Seventy nondiabetic adult kidney recipients were studied. Patients with continuous high plasma glucose levels, over 6.5 mg/dl of hemoglobin A1c, or requiring insulin and/or oral antidiabetic agents for more than 3 months after transplantation 6 months postoperatively were diagnosed as having PTDM. Twelve genomic polymorphisms were assessed.


Six months after transplantation, 10 recipients (14.3%) developed PTDM. Positive risk factors were age (P=0.019) and body mass index (P=0.038). There were no significant differences in acute rejection rate, total steroid doses, tacrolimus pharmacokinetics or its related to genetic polymorphisms between the two groups. The frequency of PTDM was significantly higher in patients with the vitamin D receptor (VDR) TaqI t allele than in those with the TT genotype (P=0.013). On multivariate analysis, age over 50 years (odds ratio 9.28, P=0.003) and the presence of the VDR TaqI t allele (odds ratio 7.05, P=0.048) were correlated with the development of PTDM.
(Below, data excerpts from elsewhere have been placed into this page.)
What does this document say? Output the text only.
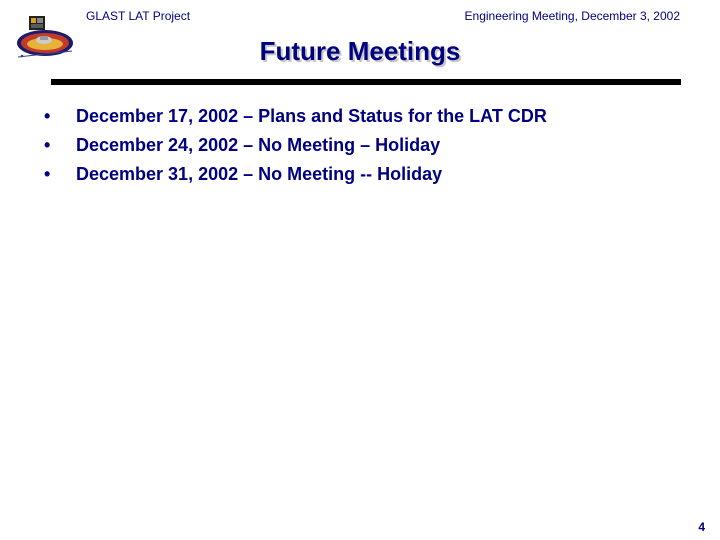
GLAST LAT Project	Engineering Meeting, December 3, 2002
Future Meetings
•	December 17, 2002 – Plans and Status for the LAT CDR
•	December 24, 2002 – No Meeting – Holiday
•	December 31, 2002 – No Meeting -- Holiday
4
The incidence of PTDM was 14.3% in our cohort. Age over 50 years was a risk factor. The presence of the VDR TaqI t allele may also be a risk factor for PTDM, suggesting that genotyping of diabetes-related polymorphisms is a possible method of predicting a patient's risk for developing PTDM and would be a valuable asset in selecting appropriate immunosuppressive regimens for individuals.